PLDT is embarking on a historic capex program this year to support its network transformation program amid mounting criticism on slow Internet speed, with the 2017 budget expected to hit a record P58 billion this year — up from the P40 billion spent last year, Chief Financial Officer Anabelle L. Chua said.
Aside from using its operating cashflow and proceeds from the sale of receivables arising from the sale of its stake in Beacon Electric Asset Holdings, Inc. to Metro Pacific Investment Corp., PLDT may sell its position in German start-up Rocket Internet AG to fund the capex commitment, Mr. Pangilinan said.
Unloading shares in Rocket Internet is subject to certain parameters and market conditions, Ms. Chua said.
For the first time, the fixed network business will get the lion’s share of the capex allocation at 53%, reflecting the telco’s more aggressive roll-out of its fiber broadband service, which also supports the stepped-up deployment of its mobile network.
The capex for 2019-2020 will mirror spending levels in 2018, bringing the total five-year program since 2016 — when the telco kicked off its network transformation program — to nearly P260 billion.
“It is, in may respects, a statement capex. We just want to demonstrate that we are very serious in the rapid and effective build-out of both our fixed and wireless networks,“ Mr. Pangilinan said.
Consolidated core income — the basis for divided declaration — fell 1% to P27.7 billion last year from P27.9 billion a year ago after taking into account the gain from asset sales, manpower reduction program expenses, accelerated depreciation, and earnings before interest, taxes, depreciation and amortization adjustments.
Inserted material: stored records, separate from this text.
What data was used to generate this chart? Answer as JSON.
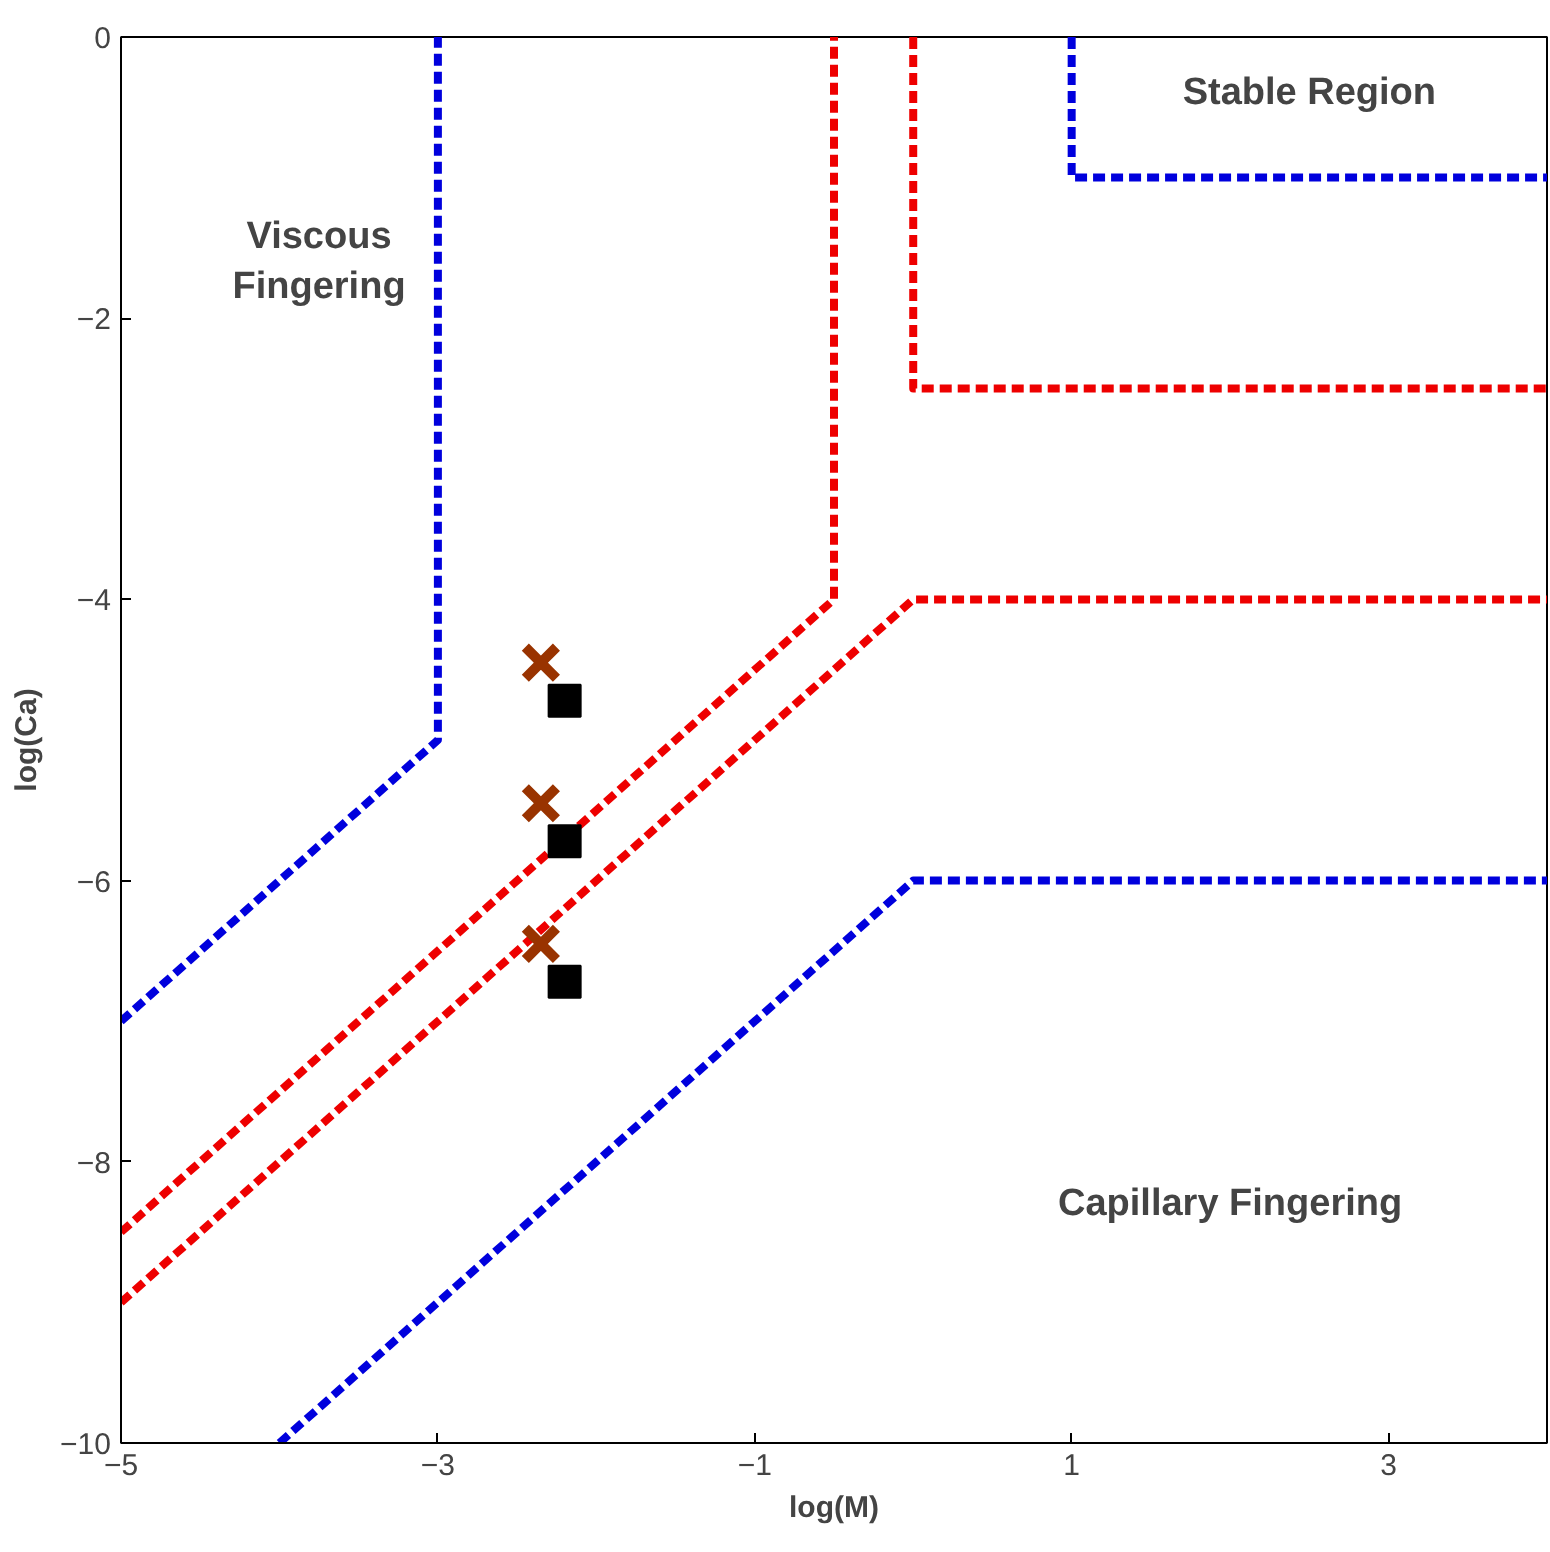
{
  "chart_data": {
    "type": "line",
    "xlabel": "log(M)",
    "ylabel": "log(Ca)",
    "xlim": [
      -5,
      4
    ],
    "ylim": [
      -10,
      0
    ],
    "xticks": [
      -5,
      -3,
      -1,
      1,
      3
    ],
    "yticks": [
      0,
      -2,
      -4,
      -6,
      -8,
      -10
    ],
    "grid": false,
    "line_style": "dashed",
    "marker": "none",
    "series": [
      {
        "color": "#0000dd",
        "x": [
          -5,
          -3,
          -3
        ],
        "values": [
          -7,
          -5,
          0
        ]
      },
      {
        "color": "#ee0000",
        "x": [
          -5,
          -0.5,
          -0.5
        ],
        "values": [
          -8.5,
          -4,
          0
        ]
      },
      {
        "color": "#ee0000",
        "x": [
          -5,
          0,
          4
        ],
        "values": [
          -9,
          -4,
          -4
        ]
      },
      {
        "color": "#ee0000",
        "x": [
          0,
          0,
          4
        ],
        "values": [
          0,
          -2.5,
          -2.5
        ]
      },
      {
        "color": "#0000dd",
        "x": [
          -4,
          0,
          4
        ],
        "values": [
          -10,
          -6,
          -6
        ]
      },
      {
        "color": "#0000dd",
        "x": [
          1,
          1,
          4
        ],
        "values": [
          0,
          -1,
          -1
        ]
      },
      {
        "type": "scatter",
        "marker": "cross",
        "color": "#993300",
        "x": [
          -2.35,
          -2.35,
          -2.35
        ],
        "values": [
          -4.45,
          -5.45,
          -6.45
        ]
      },
      {
        "type": "scatter",
        "marker": "square",
        "color": "#000000",
        "x": [
          -2.2,
          -2.2,
          -2.2
        ],
        "values": [
          -4.72,
          -5.72,
          -6.72
        ]
      }
    ],
    "annotations": [
      "Viscous\nFingering",
      "Stable Region",
      "Capillary Fingering"
    ]
  }
}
Subject to the finalization the 2017 audited financial statement later this month, PLDT will declare 60% of the earnings as regular dividends.
Reported net income fell by a third to P13.4 billion last year from P20 billion in 2016 due to non-core capex-related expenses of P16.7 billion as a result of its aggressive network upgrade.
PLDT swung to a net loss of P8.5 billion in the October to December period, from the net income of P4.1 billion a year ago, after booking an accelerated depreciation of P12.4 billion in connection with the swap put of network equipment in the National Capital Region and the non-current asset impairment of Smart and Digitel assets of P4.3 billion.
Consolidated service revenues slid 3% year-on-year to P143.5 billion last year after the wireless business fell 11% to P58.9 billion though the decline leveled off and stabilized as the year progressed.
The home and enterprise segments grew 13% and 11%, respectively. Their combined service revenues accounted for 47% of total consolidated revenues, surpassing the 41% contribution of the wireless consumer group.
On the search for the company’s next chief executive officer, Mr. Pangilinan said he’s “ready to go” once the telco sustains its growth momentum.
Hastings Holdings, Inc., a unit of PLDT Beneficial Trust Fund subsidiary MediaQuest Holdings, Inc., has a stake in BusinessWorld through the Philippine Star Group, which it controls.